听到这些,谢悠然自然是高兴的,回家心情好还会跟家里人得瑟两下,有时候想起来,直觉人生如梦:慈爱的父母、可爱的孩子、体贴的男人还有蒸蒸日上的事业,这一切,居然都是她谢悠然一个人拥有的,而且是而立之后,人将老花将黄的时候获得的。

真正是老天厚爱!

在她幸福得快要找不着北的时候,网络上却掀起了一场轰轰烈烈的风暴——事实上,就跟她原先预计的一样,那个宣传语以及公司定位的宣传方向,并没有对她作品的售卖起到太大的作用,反倒是叶唯安的那个写手朋友,无心插柳之下,成为了这场风暴的风暴之眼。

等谢悠然察觉的时候事情已经有些失控了。

那天她正在上班,莫名其妙有人打电话到公司找她,先狠狠将她夸了一通,末了又作死地骂了宛南平一顿:“你那个渣滓前夫,臭男人死男人总会有报应的,你看着吧,内男人人品那么差,就是点了那么多钱也看不住,早晚得让那些不要脸的小三小四掏空了……”

那激愤的劲头,弄得谢悠然一头雾水,惶惶然听了半晌还以为是哪家亲戚大人,便问:“请问,你是哪个啊?不好意思哦,我听半天没听出你的声音。”

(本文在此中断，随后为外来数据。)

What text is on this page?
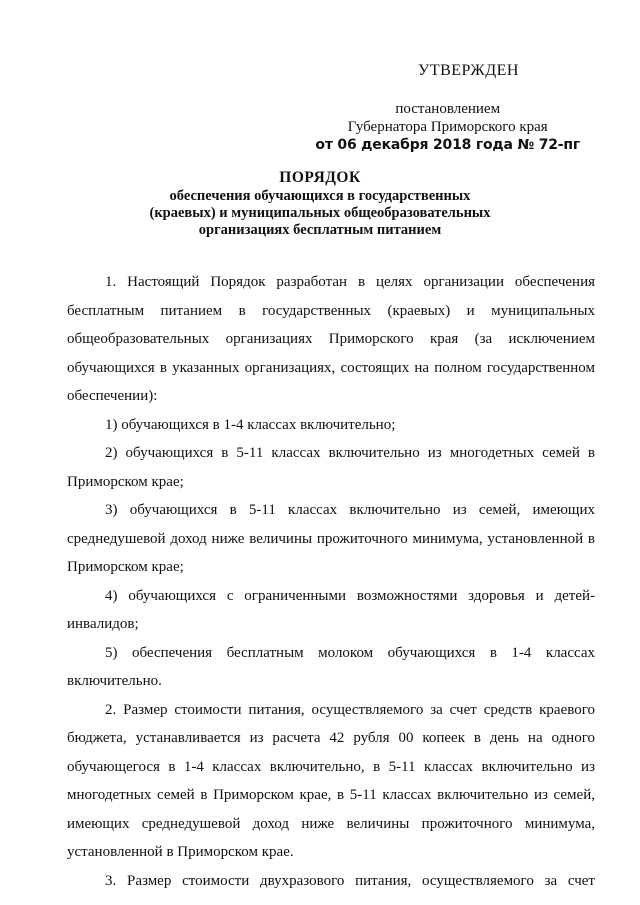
УТВЕРЖДЕН
постановлением
Губернатора Приморского края
от 06 декабря 2018 года № 72-пг
ПОРЯДОК
обеспечения обучающихся в государственных
(краевых) и муниципальных общеобразовательных
организациях бесплатным питанием

1. Настоящий Порядок разработан в целях организации обеспечения бесплатным питанием в государственных (краевых) и муниципальных общеобразовательных организациях Приморского края (за исключением обучающихся в указанных организациях, состоящих на полном государственном обеспечении):

1) обучающихся в 1-4 классах включительно;

2) обучающихся в 5-11 классах включительно из многодетных семей в Приморском крае;

3) обучающихся в 5-11 классах включительно из семей, имеющих среднедушевой доход ниже величины прожиточного минимума, установленной в Приморском крае;

4) обучающихся с ограниченными возможностями здоровья и детей-инвалидов;

5) обеспечения бесплатным молоком обучающихся в 1-4 классах включительно.

2. Размер стоимости питания, осуществляемого за счет средств краевого бюджета, устанавливается из расчета 42 рубля 00 копеек в день на одного обучающегося в 1-4 классах включительно, в 5-11 классах включительно из многодетных семей в Приморском крае, в 5-11 классах включительно из семей, имеющих среднедушевой доход ниже величины прожиточного минимума, установленной в Приморском крае.

3. Размер стоимости двухразового питания, осуществляемого за счет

那边就笑,嘿嘿嘿地,挺爽朗的声音,说:“悠然大大你好好玩哦,我是你读者啊,老喜欢你的书啦,我儿子也喜欢,超喜欢超喜欢。我和你还是一个地方的人哦,下回找你签个名好不好?”

谢悠然听罢,简直是有些惊恐!

之后这样类似的电话还没有断过,甚至有人特嚣张地问她:“要不要废了你那个渣前夫?跟你说,我爸是哪个哪个,废个人就跟废个玩物儿似的。”

谢悠然听得汗如雨下,翻到网上才晓得自己微博下面都闹翻了,全是安慰她和骂宛南平的。她问编辑怎么就到这一步了,编辑说:“你不知道?是你朋友啊,以你为原型写了一篇小说发出来了……”

谢悠然照着她给的地址寻过去,才晓得是叶唯安朋友。可能互相转发帮忙是这个圈子里的惯例吧,尽管两人不熟,她还是在她所有的自有媒体上,替自己不遗余力地吆喝着新书,不但吆喝,还十分煽情地附赠了一篇差不多一万来字的短篇小说。谢悠然稍微看了看,老实说,那文章写得挺感人的,姑娘文笔好,真正是妙笔生花,她那么懦弱、无趣的性子,在她笔下硬是变成了个坚强、干练、自珍自爱且十分聪明善良豁达大度磊落如风爱女如命的天下第一好女人!如果她不是故事里的主角的话,她也会被那故事里的女人所感动,顺带恨死那个渣前夫!

谢悠然看罢,不晓得该感动还是该惶恐,虽然她曾经一度也恨死了

宛南平,恨不能吃他肉剥他皮断他骨,但是,那也只是幻想一下罢了,他终究是孩子的父亲,将他批得这么鲜血淋漓的——她不是于心不忍,她就是害怕宛婷和宛妤长大后会不好想!

别人在学校里说起,她们面上也很没有光啊!

踌躇半天,她还是决定给叶唯安打个电话。